By: Andrew Taylor, Associated Press
WASHINGTON — Legislation passed this week to avert the “fiscal cliff” could still leave in place deficits averaging more than $900 billion a year over the coming decade if Congress fails to follow its tax increases up with further spending cuts or tax hikes, the nonpartisan scorekeeper for Congress said today.
The Congressional Budget Office also says the measure should reduce the risk of recession this year by not slamming the economy with a huge tax increase.
The CBO issued a study in August predicting a $10 trillion deficit over the next 10 years if Congress simply followed existing tax and spending policies instead of following the laws that threatened a combination of automatic tax increases and spending cuts.
This weeks’ cliff law would cut $700 billion to $800 billion from CBO's 10-year, $10 trillion deficit estimate. But it also leaves in place across-the-board spending cuts that would cut more than $1 trillion from the budget over that time.

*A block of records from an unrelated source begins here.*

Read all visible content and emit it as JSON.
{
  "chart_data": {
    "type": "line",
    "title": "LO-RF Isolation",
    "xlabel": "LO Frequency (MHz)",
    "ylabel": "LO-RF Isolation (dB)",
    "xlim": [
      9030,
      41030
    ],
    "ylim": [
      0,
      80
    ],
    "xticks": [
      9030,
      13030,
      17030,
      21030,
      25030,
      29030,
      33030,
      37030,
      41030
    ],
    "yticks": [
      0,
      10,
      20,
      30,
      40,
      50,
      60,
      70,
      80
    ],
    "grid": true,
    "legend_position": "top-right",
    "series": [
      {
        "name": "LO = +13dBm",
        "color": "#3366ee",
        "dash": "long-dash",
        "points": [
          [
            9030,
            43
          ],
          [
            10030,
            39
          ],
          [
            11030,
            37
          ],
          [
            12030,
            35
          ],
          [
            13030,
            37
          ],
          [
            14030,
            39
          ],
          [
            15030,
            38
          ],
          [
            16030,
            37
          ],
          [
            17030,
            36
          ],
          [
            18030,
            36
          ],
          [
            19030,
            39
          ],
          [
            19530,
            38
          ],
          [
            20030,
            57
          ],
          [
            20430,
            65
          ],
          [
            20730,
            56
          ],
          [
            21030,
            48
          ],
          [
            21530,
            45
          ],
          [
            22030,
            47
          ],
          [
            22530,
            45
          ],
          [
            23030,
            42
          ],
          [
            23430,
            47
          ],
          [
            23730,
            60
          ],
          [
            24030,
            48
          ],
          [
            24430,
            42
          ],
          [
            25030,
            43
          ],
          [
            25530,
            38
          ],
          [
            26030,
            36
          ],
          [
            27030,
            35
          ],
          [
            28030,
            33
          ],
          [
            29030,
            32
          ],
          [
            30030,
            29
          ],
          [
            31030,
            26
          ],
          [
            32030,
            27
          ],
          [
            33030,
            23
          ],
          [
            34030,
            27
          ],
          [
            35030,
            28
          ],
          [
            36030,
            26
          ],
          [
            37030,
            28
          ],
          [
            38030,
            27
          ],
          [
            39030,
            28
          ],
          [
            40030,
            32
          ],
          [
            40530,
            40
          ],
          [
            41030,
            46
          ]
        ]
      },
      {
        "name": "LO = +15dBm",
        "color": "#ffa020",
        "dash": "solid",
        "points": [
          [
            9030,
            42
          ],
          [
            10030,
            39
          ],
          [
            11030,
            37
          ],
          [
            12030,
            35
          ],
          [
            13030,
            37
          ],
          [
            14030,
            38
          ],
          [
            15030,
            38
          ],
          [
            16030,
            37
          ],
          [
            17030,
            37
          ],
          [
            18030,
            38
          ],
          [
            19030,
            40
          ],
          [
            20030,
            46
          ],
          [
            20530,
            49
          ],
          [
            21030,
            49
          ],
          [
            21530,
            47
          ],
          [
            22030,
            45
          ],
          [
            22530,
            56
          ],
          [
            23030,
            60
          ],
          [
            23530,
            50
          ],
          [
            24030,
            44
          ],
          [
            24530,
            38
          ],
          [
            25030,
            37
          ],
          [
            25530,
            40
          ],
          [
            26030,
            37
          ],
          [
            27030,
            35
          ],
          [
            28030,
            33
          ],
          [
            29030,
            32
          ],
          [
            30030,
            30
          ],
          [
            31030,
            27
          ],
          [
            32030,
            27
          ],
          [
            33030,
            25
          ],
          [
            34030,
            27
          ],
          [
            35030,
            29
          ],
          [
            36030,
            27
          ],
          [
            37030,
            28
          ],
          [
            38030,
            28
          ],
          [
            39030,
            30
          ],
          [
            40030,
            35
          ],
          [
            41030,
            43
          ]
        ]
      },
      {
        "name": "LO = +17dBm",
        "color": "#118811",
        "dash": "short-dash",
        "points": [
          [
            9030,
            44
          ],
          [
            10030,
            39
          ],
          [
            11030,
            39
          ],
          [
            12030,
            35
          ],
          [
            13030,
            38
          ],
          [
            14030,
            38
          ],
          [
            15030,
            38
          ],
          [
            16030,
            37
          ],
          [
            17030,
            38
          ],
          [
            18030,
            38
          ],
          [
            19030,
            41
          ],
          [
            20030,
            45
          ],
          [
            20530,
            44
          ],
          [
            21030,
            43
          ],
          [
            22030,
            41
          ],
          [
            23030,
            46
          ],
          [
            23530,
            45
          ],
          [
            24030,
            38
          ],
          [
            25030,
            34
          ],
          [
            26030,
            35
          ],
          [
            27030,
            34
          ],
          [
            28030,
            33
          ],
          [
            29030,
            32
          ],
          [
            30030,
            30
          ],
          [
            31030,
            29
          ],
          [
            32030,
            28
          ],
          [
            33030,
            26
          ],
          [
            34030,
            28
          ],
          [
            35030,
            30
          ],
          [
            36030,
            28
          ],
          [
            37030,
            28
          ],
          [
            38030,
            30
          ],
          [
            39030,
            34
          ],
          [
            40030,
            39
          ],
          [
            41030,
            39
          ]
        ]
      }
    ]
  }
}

The analysis also estimates that the new law will increase the size of the economy by 1.5 to 1.75 percentage points compared with what would have happened if the government went over the cliff. Using data from last summer, when the economy was still limping badly, CBO now estimates the economy will grow by just 1 percentage point next year.
An official CBO estimate of the nation's economic and budget outlook is due next month.
The CBO study also notes that Congress didn't avoid going over the cliff completely. The Social Security payroll tax jumped back to 6.2 percent this week after President Barack Obama failed to win renewal of the temporary 2 percentage point payroll tax cut that's been in place for two years.
And the CBO analysis assumes across-the-board cuts of 8 to 9 percent to many domestic programs and the Pentagon budget would stay in place, which would cost the economy almost 1 percentage point in growth.
Lawmakers promise to replace those across-the-board cuts with more targeted steps that could take longer to implement.